My thoughts on grease and grease poles came with the very frequent references to the "grease yakaa" or grease demon that  reports say haunts  people in various parts of the country. Being a person who does not believe ghosts or demons,  I think there must be a better  explanation  for this phenomenon if indeed it is one. However, one is reminded that there are grease demons other than those said to be lurking where women gather but are more frequent in the various corridors of crooked business.


 I have identified two grease demons in recent months that are yet to be exorcised. One is the grease demon of poor quality cement that came to the market without the required SLS stamp of approval. It will be interesting to know who let this greasy demon into the country, and how it will be kept under control. The other grease demon that I have observed is that found in the adulterated petrol that was distributed freely to hundreds of sheds in the county and put so many motorists is deep trouble. Now this must be a real grease demon, with very good political lubrication to have spread itself so fast without any clue that it was haunting our oil storage facilities.
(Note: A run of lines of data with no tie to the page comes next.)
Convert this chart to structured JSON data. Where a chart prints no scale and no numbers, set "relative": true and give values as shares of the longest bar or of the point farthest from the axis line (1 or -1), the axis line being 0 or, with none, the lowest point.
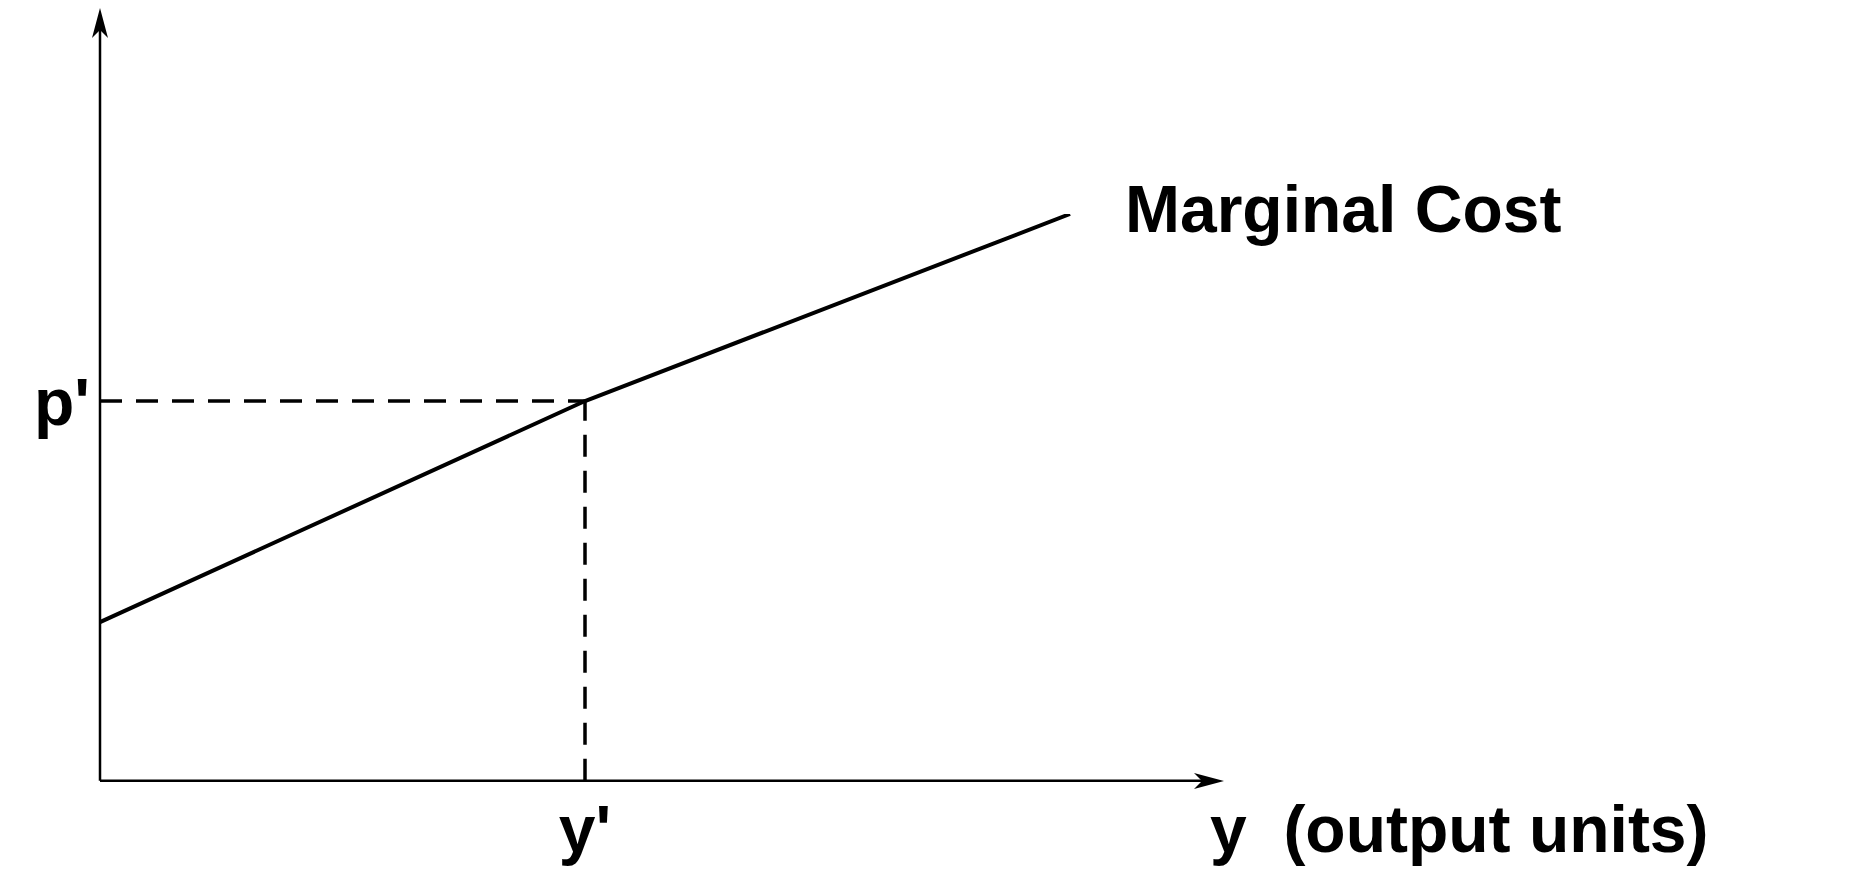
{
  "chart_data": {
    "type": "line",
    "relative": true,
    "xlabel": "y  (output units)",
    "categories": [
      null,
      null,
      null
    ],
    "series": [
      {
        "name": "Marginal Cost",
        "color": "#000000",
        "values": [
          0.28,
          0.67,
          1
        ]
      }
    ],
    "annotations": [
      "y'"
    ],
    "ref_lines": [
      {
        "axis": "y",
        "value": 0.67,
        "label": "p'",
        "color": "#000000",
        "line_style": "dashed"
      }
    ],
    "legend": false,
    "marker": "none",
    "line_style": "solid"
  }
}
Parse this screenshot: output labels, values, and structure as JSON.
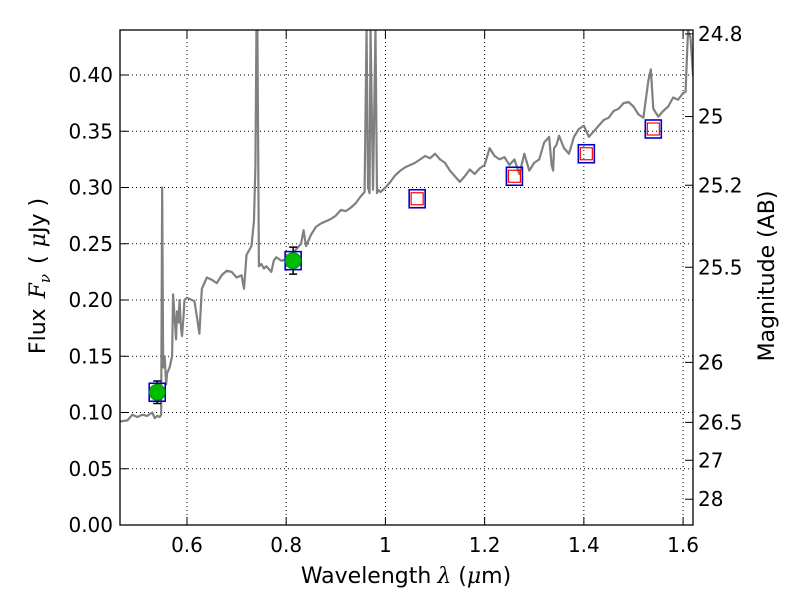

 It will certainly be interesting to see whether and when we can find an exorcist or kattadiya who can nail down these two grease  demons and tell the people the truth of their origin, their path of entry to the county and what will be done to these demons when they are found out. Will they be put into two bottles and thrown far off into the sea as told in ancient fables, or will they be allowed to freely haunt other areas of commerce and trade in the country in the coming months? That is indeed a very greasy question.